The U.S. has long complained about European regulations on food and agricultural products that keep out hormone-raised beef and chickens washed with chlorine. But experts aren’t expecting EU trade negotiators to offer any concessions at the bargaining table.

“The EU is unwilling to capitulate,” said Mary Lovely, senior fellow at the Peterson Institute for International Economics. “The EU has repeatedly said it will not change its sanitary rules, its rules on (genetically modified) crops, its rules on chlorinated chickens, things that have been longtime irritants for the U.S.’’

Backing down on those issues, she said, would mean that “the U.S. gets to set food safety (standards) for Europe.’’

Value-added tax

One of Trump’s pet peeves has been the value-added taxes used by European governments, a tax he says is a burden on U.S. companies.

Economists say this kind of tax, used by some 170 countries, is trade-neutral because it applies equally to imports and exports. A value-added tax, or VAT, is paid by the end purchaser at the cash register but differs from sales taxes in that it is calculated at each stage of the production process. In both cases, VAT and sales tax, imports and exports get the same treatment. The U.S. is an outlier in that it doesn’t use VAT.

There’s little chance countries will change their tax systems for Trump and the EU has ruled it out.

Negotiating strategy

Trump’s approach to negotiations has involved threats of astronomical tariffs – up to 145% in the case of China – before striking a deal for far lower levels. In any case, however, the White House has taken the stance that it won’t go below a 10% baseline. The threat of 50% for the EU is so high it means “an effective trade embargo,” said Brzeski, since it would impose costs that would make it unprofitable to import goods or mean charging consumers prices so high the goods would be uncompetitive.

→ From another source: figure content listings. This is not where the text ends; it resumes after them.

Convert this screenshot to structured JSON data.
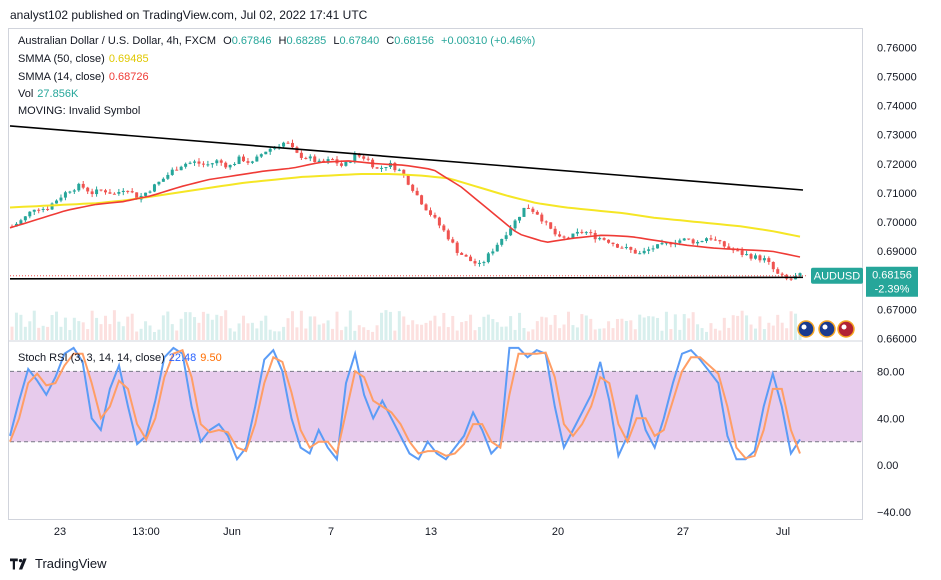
{
  "header": {
    "publish_line": "analyst102 published on TradingView.com, Jul 02, 2022 17:41 UTC"
  },
  "legend": {
    "symbol": "Australian Dollar / U.S. Dollar, 4h, FXCM",
    "open_label": "O",
    "open": "0.67846",
    "high_label": "H",
    "high": "0.68285",
    "low_label": "L",
    "low": "0.67840",
    "close_label": "C",
    "close": "0.68156",
    "change": "+0.00310 (+0.46%)",
    "smma50_label": "SMMA (50, close)",
    "smma50_value": "0.69485",
    "smma14_label": "SMMA (14, close)",
    "smma14_value": "0.68726",
    "vol_label": "Vol",
    "vol_value": "27.856K",
    "moving_label": "MOVING: Invalid Symbol"
  },
  "price_tag": {
    "symbol": "AUDUSD",
    "price": "0.68156",
    "change": "-2.39%"
  },
  "stoch": {
    "label": "Stoch RSI (3, 3, 14, 14, close)",
    "k_value": "22.48",
    "d_value": "9.50"
  },
  "footer": {
    "brand": "TradingView"
  },
  "colors": {
    "up": "#26a69a",
    "down": "#ef5350",
    "smma50": "#f5e625",
    "smma14": "#ef3b36",
    "k_line": "#5b9cf6",
    "d_line": "#ff9e66",
    "band": "#e1bee7"
  },
  "chart_data": [
    {
      "type": "candlestick",
      "title": "Australian Dollar / U.S. Dollar, 4h, FXCM",
      "y_ticks": [
        "0.76000",
        "0.75000",
        "0.74000",
        "0.73000",
        "0.72000",
        "0.71000",
        "0.70000",
        "0.69000",
        "0.68000",
        "0.67000",
        "0.66000"
      ],
      "ylim": [
        0.6595,
        0.7625
      ],
      "x_ticks": [
        "23",
        "13:00",
        "Jun",
        "7",
        "13",
        "20",
        "27",
        "Jul"
      ],
      "close_path": [
        0.6985,
        0.701,
        0.705,
        0.7045,
        0.708,
        0.711,
        0.7125,
        0.71,
        0.711,
        0.7095,
        0.712,
        0.708,
        0.711,
        0.714,
        0.7175,
        0.72,
        0.7205,
        0.7195,
        0.721,
        0.719,
        0.722,
        0.72,
        0.724,
        0.726,
        0.7275,
        0.723,
        0.722,
        0.72,
        0.7215,
        0.719,
        0.723,
        0.722,
        0.718,
        0.72,
        0.7175,
        0.712,
        0.706,
        0.701,
        0.696,
        0.69,
        0.687,
        0.685,
        0.69,
        0.695,
        0.7,
        0.7055,
        0.703,
        0.698,
        0.694,
        0.695,
        0.697,
        0.695,
        0.694,
        0.692,
        0.6905,
        0.689,
        0.691,
        0.692,
        0.6935,
        0.694,
        0.693,
        0.695,
        0.6925,
        0.6905,
        0.689,
        0.688,
        0.687,
        0.682,
        0.68,
        0.6816
      ],
      "smma50": [
        0.705,
        0.7055,
        0.706,
        0.7065,
        0.7075,
        0.709,
        0.7105,
        0.712,
        0.7135,
        0.7145,
        0.7155,
        0.716,
        0.7165,
        0.7165,
        0.716,
        0.715,
        0.712,
        0.709,
        0.7065,
        0.705,
        0.704,
        0.703,
        0.7015,
        0.7005,
        0.6995,
        0.6985,
        0.697,
        0.695
      ],
      "smma14": [
        0.698,
        0.701,
        0.704,
        0.706,
        0.707,
        0.709,
        0.712,
        0.7145,
        0.716,
        0.7175,
        0.7185,
        0.7205,
        0.721,
        0.72,
        0.7195,
        0.718,
        0.712,
        0.704,
        0.696,
        0.693,
        0.6945,
        0.6955,
        0.695,
        0.6935,
        0.692,
        0.691,
        0.6905,
        0.69,
        0.688
      ],
      "trendline_upper": [
        [
          0.733
        ],
        [
          0.711
        ]
      ],
      "trendline_lower": [
        [
          0.6805
        ],
        [
          0.681
        ]
      ]
    },
    {
      "type": "line",
      "title": "Stoch RSI (3, 3, 14, 14, close)",
      "y_ticks": [
        "80.00",
        "40.00",
        "0.00",
        "−40.00"
      ],
      "ylim": [
        -45,
        105
      ],
      "band": [
        20,
        80
      ],
      "series": [
        {
          "name": "K",
          "last": 22.48
        },
        {
          "name": "D",
          "last": 9.5
        }
      ],
      "k_values": [
        25,
        55,
        82,
        72,
        60,
        75,
        95,
        100,
        88,
        40,
        30,
        65,
        85,
        50,
        18,
        25,
        55,
        92,
        100,
        95,
        50,
        20,
        30,
        35,
        25,
        5,
        15,
        50,
        90,
        98,
        80,
        40,
        15,
        10,
        30,
        15,
        5,
        70,
        95,
        60,
        40,
        55,
        40,
        25,
        10,
        5,
        20,
        10,
        5,
        15,
        25,
        45,
        30,
        10,
        18,
        100,
        100,
        92,
        98,
        95,
        50,
        15,
        30,
        45,
        60,
        88,
        55,
        8,
        25,
        60,
        30,
        15,
        40,
        70,
        95,
        98,
        90,
        80,
        70,
        25,
        5,
        5,
        12,
        50,
        78,
        50,
        10,
        22
      ],
      "d_values": [
        20,
        40,
        70,
        78,
        68,
        70,
        85,
        95,
        95,
        70,
        40,
        50,
        72,
        65,
        35,
        22,
        40,
        75,
        95,
        98,
        75,
        35,
        28,
        30,
        28,
        15,
        12,
        35,
        70,
        92,
        88,
        62,
        30,
        15,
        20,
        20,
        10,
        45,
        80,
        75,
        55,
        50,
        45,
        35,
        20,
        10,
        12,
        12,
        8,
        10,
        18,
        35,
        35,
        20,
        15,
        60,
        95,
        95,
        95,
        96,
        75,
        35,
        25,
        35,
        50,
        75,
        70,
        35,
        20,
        40,
        40,
        25,
        30,
        55,
        80,
        92,
        92,
        85,
        78,
        50,
        15,
        6,
        8,
        30,
        65,
        65,
        30,
        10
      ]
    }
  ]
}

Because the knottiest issues dividing the EU and U.S. — food safety standards, the VAT, regulation of tech companies — are so difficult “it is impossible to imagine them being resolved by the deadline,’’ Alden said. ”Possibly what you could have — and Trump has shown he is willing to do this — is a very small deal’’ like the one he announced May 8 with the United Kingdom.

Economists Oliver Rakau and Nicola Nobile of Oxford Economics wrote in a commentary Monday that if imposed, the 50% tariffs would reduce the collective economy of the 20 countries that use the euro currency by up to 1% next year and slash business investment by more than 6%.

The EU has offered the US a “zero for zero” outcome in which tariffs would be removed on both sides industrial goods including autos. Trump has dismissed that but EU officials have said it’s still on the table.

Lovely of the Peterson Institute sees the threats and bluster as Trump’s way of negotiating. “In the short run, I don’t think 50% is going to be our reality.’’

But she says Trump’s strategy adds to the uncertainty around U.S. policy that is paralyzing business. “It suggests that the U.S. is an unreliable trading partner, that it operates on whim and not on rule of law,’’ Lovely said. “Friend or foe, you’re not going to be treated well by this administration.’’

McHugh and Wiseman write for the Associated Press. Wiseman contributed to this report from Washington.